NCW Libraries Adopts Display Policy, LGBTQ+ Materials, Displays Will Stay
Then board member Nancy Churchill lodged a formal complaint against NCW Libraries Executive Director Barbara Walters and announced loss of capital grant for a new library in Republic

The February board of trustees meeting for NCW Libraries was a dramatic affair that saw a major pushback against a group of Ferry County residents and a board member who want the Pride flag and LGBTQ+ displays and materials out of their public library.
After the board voted to adopt a display policy allowing for LGBTQ+ displays and materials to remain unchanged that board member, Nancy Churchill, then lodged a formal complaint against Executive Director Barbara Walters and announced that Washington State Senator Shelly Short was revoking her support of a capital grant to build a new library in Republic over the “controversy” regarding Pride flags and displays at the Ferry County branch.
The NCW Libraries system operates public libraries in Chelan, Douglas, Grant, Okanogan and Ferry counties in North Central Washington – a region roughly the size of the state of Maryland.
The group Churchill has been supporting call themselves the Republic Library Changemakers and last June they started calling for the removal of the Pride flag and LGBTQ+ displays from the Republic branch. They said that the rainbow flag and materials celebrating LGBTQ+ leaders and culture made some community members feel “unsafe” and “unwelcome.”
They have also used unfounded and divisive rhetoric like claiming the Republic librarian is trying to “groom” children with the displays, and you can read more about the backstory here:
The repeated calls for removal of the Pride flag and LGBTQ+ displays and the slanderous claims the Changemakers have used resulted in backlash from other parts of the Ferry County community.
Those folks have formed the Ferry County Gay-Straight Alliance in direct response and started a petition to support their librarian and oppose the removal of the Pride flag that had 100 signatures – or 10% of Republic’s population – as of Feb. 20.
Members of the group also drove more than three hours from Republic to attended the board meeting in person and speak during public comments time. Others attended online and also spoke out against the Changemakers’ campaign of divisiveness and lies, as they see it.
The first person to speak was Marcella Lewis, a former RN and mother of three.
“A local group, the Changemakers, has been attempting to remove the Pride flag from our library in Republic through coercion, threatening funding,” she said. “Rampantly spreading disinformation to further their agenda.”
She said her goal with her three minutes of time was to clarify what the Pride flag does and does not represent and to explain why it’s important to their community.
“They have maintained that the Pride flag is exclusionary in nature. That it is a means of grooming children and that it is a political symbol,” she said. “They have compared it to the Nazi flag.”

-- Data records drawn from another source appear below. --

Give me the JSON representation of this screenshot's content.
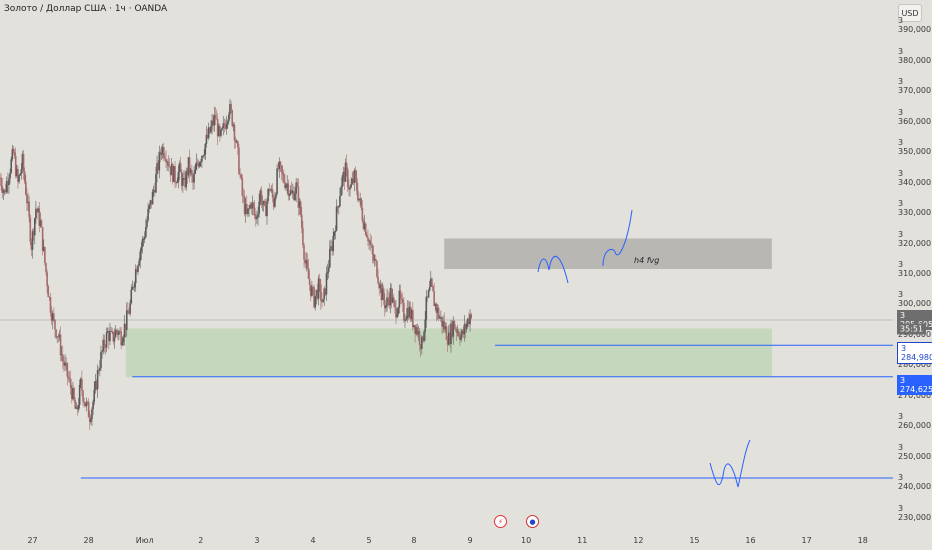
{
  "title": "Золото / Доллар США · 1ч · OANDA",
  "currency": "USD",
  "chart_data": {
    "type": "candlestick",
    "ylim": [
      3225000,
      3395000
    ],
    "y_ticks": [
      {
        "v": 3390000,
        "label": "3 390,000"
      },
      {
        "v": 3380000,
        "label": "3 380,000"
      },
      {
        "v": 3370000,
        "label": "3 370,000"
      },
      {
        "v": 3360000,
        "label": "3 360,000"
      },
      {
        "v": 3350000,
        "label": "3 350,000"
      },
      {
        "v": 3340000,
        "label": "3 340,000"
      },
      {
        "v": 3330000,
        "label": "3 330,000"
      },
      {
        "v": 3320000,
        "label": "3 320,000"
      },
      {
        "v": 3310000,
        "label": "3 310,000"
      },
      {
        "v": 3300000,
        "label": "3 300,000"
      },
      {
        "v": 3290000,
        "label": "3 290,000"
      },
      {
        "v": 3280000,
        "label": "3 280,000"
      },
      {
        "v": 3270000,
        "label": "3 270,000"
      },
      {
        "v": 3260000,
        "label": "3 260,000"
      },
      {
        "v": 3250000,
        "label": "3 250,000"
      },
      {
        "v": 3240000,
        "label": "3 240,000"
      },
      {
        "v": 3230000,
        "label": "3 230,000"
      }
    ],
    "x_ticks": [
      {
        "i": -13.5,
        "label": "27"
      },
      {
        "i": 11.5,
        "label": "28"
      },
      {
        "i": 36.5,
        "label": "Июл"
      },
      {
        "i": 61.5,
        "label": "2"
      },
      {
        "i": 86.5,
        "label": "3"
      },
      {
        "i": 111.5,
        "label": "4"
      },
      {
        "i": 136.5,
        "label": "5"
      },
      {
        "i": 156.5,
        "label": "8"
      },
      {
        "i": 181.5,
        "label": "9"
      },
      {
        "i": 206.5,
        "label": "10"
      },
      {
        "i": 231.5,
        "label": "11"
      },
      {
        "i": 256.5,
        "label": "12"
      },
      {
        "i": 281.5,
        "label": "15"
      },
      {
        "i": 306.5,
        "label": "16"
      },
      {
        "i": 331.5,
        "label": "17"
      },
      {
        "i": 356.5,
        "label": "18"
      }
    ],
    "x_range": [
      -28,
      370
    ],
    "path": [
      [
        -28,
        3340
      ],
      [
        -26,
        3335
      ],
      [
        -24,
        3342
      ],
      [
        -22,
        3348
      ],
      [
        -20,
        3338
      ],
      [
        -18,
        3345
      ],
      [
        -16,
        3333
      ],
      [
        -14,
        3318
      ],
      [
        -12,
        3330
      ],
      [
        -10,
        3325
      ],
      [
        -8,
        3312
      ],
      [
        -6,
        3300
      ],
      [
        -4,
        3292
      ],
      [
        -2,
        3288
      ],
      [
        0,
        3280
      ],
      [
        2,
        3275
      ],
      [
        4,
        3270
      ],
      [
        6,
        3262
      ],
      [
        8,
        3272
      ],
      [
        10,
        3266
      ],
      [
        12,
        3262
      ],
      [
        14,
        3268
      ],
      [
        16,
        3278
      ],
      [
        18,
        3284
      ],
      [
        20,
        3289
      ],
      [
        22,
        3287
      ],
      [
        24,
        3290
      ],
      [
        26,
        3288
      ],
      [
        28,
        3292
      ],
      [
        30,
        3298
      ],
      [
        32,
        3308
      ],
      [
        34,
        3315
      ],
      [
        36,
        3320
      ],
      [
        38,
        3328
      ],
      [
        40,
        3334
      ],
      [
        42,
        3342
      ],
      [
        44,
        3350
      ],
      [
        46,
        3348
      ],
      [
        48,
        3343
      ],
      [
        50,
        3340
      ],
      [
        52,
        3342
      ],
      [
        54,
        3337
      ],
      [
        56,
        3344
      ],
      [
        58,
        3338
      ],
      [
        60,
        3345
      ],
      [
        62,
        3348
      ],
      [
        64,
        3352
      ],
      [
        66,
        3356
      ],
      [
        68,
        3360
      ],
      [
        70,
        3352
      ],
      [
        72,
        3357
      ],
      [
        74,
        3363
      ],
      [
        76,
        3358
      ],
      [
        78,
        3347
      ],
      [
        80,
        3334
      ],
      [
        82,
        3327
      ],
      [
        84,
        3332
      ],
      [
        86,
        3326
      ],
      [
        88,
        3335
      ],
      [
        90,
        3328
      ],
      [
        92,
        3337
      ],
      [
        94,
        3332
      ],
      [
        96,
        3343
      ],
      [
        98,
        3340
      ],
      [
        100,
        3338
      ],
      [
        102,
        3334
      ],
      [
        104,
        3337
      ],
      [
        106,
        3328
      ],
      [
        108,
        3312
      ],
      [
        110,
        3305
      ],
      [
        112,
        3300
      ],
      [
        114,
        3304
      ],
      [
        116,
        3298
      ],
      [
        118,
        3310
      ],
      [
        120,
        3318
      ],
      [
        122,
        3328
      ],
      [
        124,
        3338
      ],
      [
        126,
        3342
      ],
      [
        128,
        3336
      ],
      [
        130,
        3340
      ],
      [
        132,
        3333
      ],
      [
        134,
        3326
      ],
      [
        136,
        3321
      ],
      [
        138,
        3314
      ],
      [
        140,
        3310
      ],
      [
        142,
        3302
      ],
      [
        144,
        3298
      ],
      [
        146,
        3302
      ],
      [
        148,
        3296
      ],
      [
        150,
        3300
      ],
      [
        152,
        3295
      ],
      [
        154,
        3297
      ],
      [
        156,
        3293
      ],
      [
        158,
        3290
      ],
      [
        160,
        3285
      ],
      [
        162,
        3298
      ],
      [
        164,
        3304
      ],
      [
        166,
        3298
      ],
      [
        168,
        3294
      ],
      [
        170,
        3291
      ],
      [
        172,
        3287
      ],
      [
        174,
        3292
      ],
      [
        176,
        3290
      ],
      [
        178,
        3288
      ],
      [
        180,
        3292
      ],
      [
        182,
        3296
      ]
    ],
    "current_price": "3 295,605",
    "countdown": "35:51",
    "fvg_label": "h4 fvg",
    "levels": [
      {
        "price": 3284980,
        "label": "3 284,980",
        "style": "outline"
      },
      {
        "price": 3274625,
        "label": "3 274,625",
        "style": "filled"
      }
    ],
    "zones": [
      {
        "name": "h4-fvg-zone",
        "x0": 170,
        "x1": 316,
        "y0": 3310000,
        "y1": 3320000,
        "color": "#b8b7b3"
      },
      {
        "name": "demand-zone",
        "x0": 28,
        "x1": 316,
        "y0": 3274500,
        "y1": 3290500,
        "color": "#c5d7bc"
      }
    ]
  },
  "colors": {
    "bull": "#5a5a5a",
    "bear": "#a56a6a",
    "line": "#2962ff",
    "bg": "#e3e1dc"
  }
}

What it actually represents is diversity, hope, inclusion, love and safety, Lewis said. It’s not a political symbol – it’s a humanitarian one that is all-inclusive.
“Their accusations that the Pride flag is a method of grooming is false,” she said. “And their use of the term is grossly inaccurate. By definition, sexual grooming is the action or behavior used to establish an emotional connection with a vulnerable person to lower their inhibitions with the objective of sexual abuse.”
Displaying the Pride flag forms a human connection based in compassion and acceptance, not an emotionally-corrupt connection rooted in sexual misconduct, she said.
Then she told the board about her 11-year-old son, who has been battling an extremely-rare form of brain cancer since he was 10.
“He knows the physical and emotional pain of facing death,” she said. “The heroism of battling an unseen monster and he knows the judgement from others as he now lives with disabilities. He’s one of the most amazing humans I know. Caring, compassionate, wise and so very funny. He’s also gay.”
She said her dream for him is to live in a world of acceptance. When so many of his dreams have been taken by cancer, she said she desperately wants to realize his goals without living in fear of oppression.
“To him the Pride flag symbolizes safety and acceptance. To him and so many others it offers hope of a better future,” she said. “There’s already so much hate, ignorance and discrimination in this world removal of a humanitarian symbol such as a Pride flag would only add to that damaging atmosphere.”
In closing she implored the board to maintain a policy that allows for the display for the Pride flag in NCW Library branches.